American consumers heaviest hit by Trump’s China trade war, UN says
American consumers are taking the biggest hits from President Donald Trump’s trade war although Chinese exporters are also hurting, a United Nations report said today.
“Consumers in the US are bearing the heaviest brunt of the US tariffs on China, as their associated costs have largely been passed down to them and importing firms in the form of higher prices,” said a report by UNCTAD, which specializes in international trade, commodity and development issues.
Driving the point home, Pamela Coke Hamilton, UNCTAD’s trade chief warned: “The results of the study serve as a global warning. A lose-lose trade war is not only harming the main contenders, it also compromises the stability of the global economy and future growth.”
The futility of Trump’s trade war with China was also underlined by separate US federal data released today showing that the US trade deficit increased by about 5 percent over the first nine months of this year compared with the same period last year.
Contrary to Trump’s expectations, U.S. exports to China were down 15.5% during this year’s first nine months compared with the same period a year ago, while Chinese imports dropped only 13.5%.
US imports increased by nearly $18 billion while US exports fell by about $7 billion in the same period.
In this context, the very limited trade deal Trump is trying to reach with China’s Xi Jinping this month will be far from a victory for American consumers or exporters.
UNCTAD found that the US-China trade war has resulted in a sharp decline in bilateral trade, higher prices for consumers and boosted US imports from countries not directly involved in the trade war. Some of these changes are here to stay.
Hamilton was cautious saying only that “we hope a potential trade agreement between the US and China can de-escalate trade tensions.”
Chinese exporters are proving to be resilient and competitive, despite the draconian tariffs Trump has placed on nearly two thirds of imports from China. They have maintained 75% of their exports to the US and many have recently started absorbing part of the costs of the tariffs by reducing the prices of their exports. But those reductions have not yet gone far enough to benefit American consumers.
US imports from other countries have increased partly because US economic health is better than in Europe and Asia but the prices are often not below what Americans used to pay for Chinese imports.
Trump has been successful in inflicting some pain on Chinese exporters because they took a hit of $35 billion in the US. Of that, $21 billion was replaced from other countries, mainly Taiwan, Mexico, the European Union, Vietnam, South Korea and Canada.

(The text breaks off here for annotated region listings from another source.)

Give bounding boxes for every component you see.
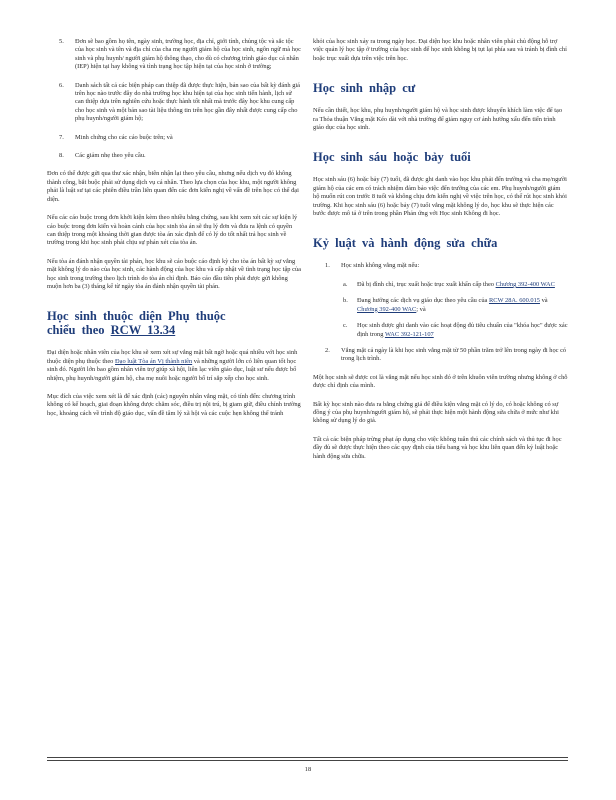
section-heading-migrant: Học sinh nhập cư bbox=[313, 81, 416, 96]
footer-rule-top bbox=[47, 757, 568, 758]
sub-list-item: b. Đang hưởng các dịch vụ giáo dục theo yêu cầu của RCW 28A. 600.015 và Chương 392-400 WAC; và bbox=[343, 297, 548, 313]
footer-rule-bottom bbox=[47, 760, 568, 761]
sub-list-item: a. Đã bị đình chỉ, trục xuất hoặc trục xuất khẩn cấp theo Chương 392-400 WAC bbox=[343, 280, 555, 288]
paragraph: Bất kỳ học sinh nào đưa ra bằng chứng giả để điều kiện vắng mặt có lý do, có hoặc không có sự đồng ý của phụ huynh/người giám hộ, sẽ phải thực hiện một hành động sửa chữa ở mức như khi không sử dụng lý do giả. bbox=[313, 400, 559, 425]
section-heading-dependent: Học sinh thuộc diện Phụ thuộc chiểu theo RCW 13.34 bbox=[47, 309, 226, 338]
paragraph: khỏi của học sinh xảy ra trong ngày học. Đại diện học khu hoặc nhân viên phải chủ động hỗ trợ việc quản lý học tập ở trường của học sinh để học sinh không bị tụt lại phía sau và tránh bị đình chỉ hoặc trục xuất dựa trên việc trên học. bbox=[313, 38, 567, 62]
section-heading-discipline: Kỷ luật và hành động sửa chữa bbox=[313, 236, 498, 251]
paragraph: Nếu cần thiết, học khu, phụ huynh/người giám hộ và học sinh được khuyến khích làm việc để tạo ra Thỏa thuận Vắng mặt Kéo dài với nhà trường để giảm nguy cơ ảnh hưởng xấu đến tiến trình giáo dục của học sinh. bbox=[313, 107, 563, 132]
paragraph: Đại diện hoặc nhân viên của học khu sẽ xem xét sự vắng mặt bất ngờ hoặc quá nhiều với học sinh thuộc diện phụ thuộc theo Đạo luật Tòa án Vị thành niên và những người lớn có liên quan tốt học sinh đó. Người lớn bao gồm nhân viên trợ giúp xã hội, liên lạc viên giáo dục, luật sư nếu được bổ nhiệm, phụ huynh/người giám hộ, cha mẹ nuôi hoặc người bố trí sắp xếp cho học sinh. bbox=[47, 349, 298, 382]
paragraph: Mục đích của việc xem xét là để xác định (các) nguyên nhân vắng mặt, có tính đến: chương trình không có kế hoạch, giai đoạn không được chăm sóc, điều trị nội trú, bị giam giữ, điều chỉnh trường học, khoảng cách về trình độ giáo dục, vấn đề tâm lý xã hội và các cuộc hẹn không thể tránh bbox=[47, 392, 301, 417]
left-column bbox=[47, 38, 302, 428]
list-item: 1. Học sinh không vắng mặt nếu: bbox=[325, 262, 420, 270]
rcw-28a-600-015-link[interactable]: RCW 28A. 600.015 bbox=[488, 297, 540, 305]
juvenile-court-act-link[interactable]: Đạo luật Tòa án Vị thành niên bbox=[115, 357, 193, 365]
section-heading-age: Học sinh sáu hoặc bảy tuổi bbox=[313, 150, 471, 165]
paragraph: Một học sinh sẽ được coi là vắng mặt nếu học sinh đó ở trên khuôn viên trường nhưng không ở chỗ được chỉ định của mình. bbox=[313, 373, 568, 390]
list-item: 7. Minh chứng cho các cáo buộc trên; và bbox=[59, 133, 173, 141]
rcw-13-34-link[interactable]: RCW 13.34 bbox=[110, 323, 176, 338]
paragraph: Nếu tòa án đánh nhận quyền tài phán, học khu sẽ cáo buộc cáo định kỳ cho tòa án bất kỳ sự vắng mặt không lý do nào của học sinh, các hành động của học khu và cấp nhật về tình trạng học tập của học sinh trong trường theo lịch trình do tòa án chỉ định. Báo cáo đầu tiên phải được gửi không muộn hơn ba (3) tháng kể từ ngày tòa án đánh nhận quyền tài phán. bbox=[47, 257, 301, 290]
sub-list-item: c. Học sinh được ghi danh vào các hoạt động đủ tiêu chuẩn của "khóa học" được xác định trong WAC 392-121-107 bbox=[343, 322, 568, 338]
page-number: 18 bbox=[304, 766, 312, 773]
list-item: 2. Vắng mặt cả ngày là khi học sinh vắng mặt từ 50 phần trăm trở lên trong ngày đi học có trong lịch trình. bbox=[325, 346, 567, 363]
list-item: 8. Các giảm nhẹ theo yêu cầu. bbox=[59, 152, 146, 160]
paragraph: Đơn có thể được gửi qua thư xác nhận, biên nhận lại theo yêu cầu, nhưng nếu dịch vụ đó không thành công, bắt buộc phải sử dụng dịch vụ cá nhân. Theo lựa chọn của học khu, một người không phải là luật sư tại các phiên điều trần liên quan đến các đơn kiến nghị về vấn đề trên học có thể đại diện. bbox=[47, 170, 299, 203]
wac-392-121-107-link[interactable]: WAC 392-121-107 bbox=[384, 330, 434, 338]
chapter-392-400-wac-link[interactable]: Chương 392-400 WAC bbox=[495, 280, 555, 288]
paragraph: Học sinh sáu (6) hoặc bảy (7) tuổi, đã được ghi danh vào học khu phải đến trường và cha mẹ/người giám hộ của các em có trách nhiệm đảm bảo việc đến trường của các em. Phụ huynh/người giám hộ muốn rút con trước 8 tuổi và không chịu đơn kiến nghị về việc trên học, có thể rút học sinh khỏi trường. Khi học sinh sáu (6) hoặc bảy (7) tuổi vắng mặt không lý do, học khu sẽ thực hiện các bước được mô tả ở trên trong phần Phản ứng với Học sinh Không đi học. bbox=[313, 176, 567, 218]
numbered-list bbox=[47, 38, 302, 160]
list-item: 6. Danh sách tất cả các biện pháp can thiệp đã được thực hiện, bản sao của bất kỳ đánh giá trên học nào trước đây do nhà trường học khu hiện tại của học sinh tiến hành, lịch sử can thiệp dựa trên nghiên cứu hoặc thực hành tốt nhất mà trước đây học khu cung cấp cho học sinh và một bản sao tài liệu thông tin trên học gần đây nhất được cung cấp cho phụ huynh/người giám hộ; bbox=[59, 81, 301, 123]
right-column bbox=[313, 38, 568, 471]
chapter-392-400-wac-link-2[interactable]: Chương 392-400 WAC bbox=[357, 305, 417, 313]
paragraph: Nếu các cáo buộc trong đơn khởi kiện kèm theo nhiều bằng chứng, sau khi xem xét các sự kiện lý cáo buộc trong đơn kiến và hoàn cảnh của học sinh tòa án sẽ thụ lý đơn và đưa ra lệnh có quyền can thiệp trong một khoảng thời gian được tòa án xác định để có lý do tốt nhất trả học sinh về trường trong khi học sinh phải chịu sự phán xét của tòa án. bbox=[47, 214, 298, 247]
paragraph: Tất cả các biện pháp trừng phạt áp dụng cho việc không tuân thủ các chính sách và thủ tục đi học đầy đủ sẽ được thực hiện theo các quy định của tiểu bang và học khu liên quan đến kỷ luật hoặc hành động sửa chữa. bbox=[313, 435, 562, 460]
list-item: 5. Đơn sẽ bao gồm họ tên, ngày sinh, trường học, địa chỉ, giới tính, chủng tộc và sắc tộc của học sinh và tên và địa chỉ của cha mẹ người giám hộ của học sinh, ngôn ngữ mà học sinh và phụ huynh/ người giám hộ thông thạo, cho dù có chương trình giáo dục cá nhân (IEP) hiện tại hay không và tình trạng học tập hiện tại của học sinh ở trường; bbox=[59, 38, 301, 71]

China is hurting because it may not recover those market shares but American consumers may also end up paying higher prices over the longer run for office machinery, communication equipment, agri-food, transport equipment, electrical machinery, communication equipment and furniture.
If Trump and Xi do not bury the hatchet soon, US farm exports could suffer long term declines as China turns to alternative suppliers.
High-tech American suppliers of components for telecom equipment could also lose ground as China builds its own microchips and sophisticated software for companies like Chinese telecom giant Huawei and high speed transport networks to circumvent obstacles in obtaining supplies from the US.
At a wider level, Trump’s persistence in weaponizing trade in relations with China continues to weaken the economies of most countries, including America’s close European allies and major emerging partners like India.
The International Monetary fund thinks that US-China trade tensions will cumulatively reduce the level of global GDP by 0.8 percent by 2020.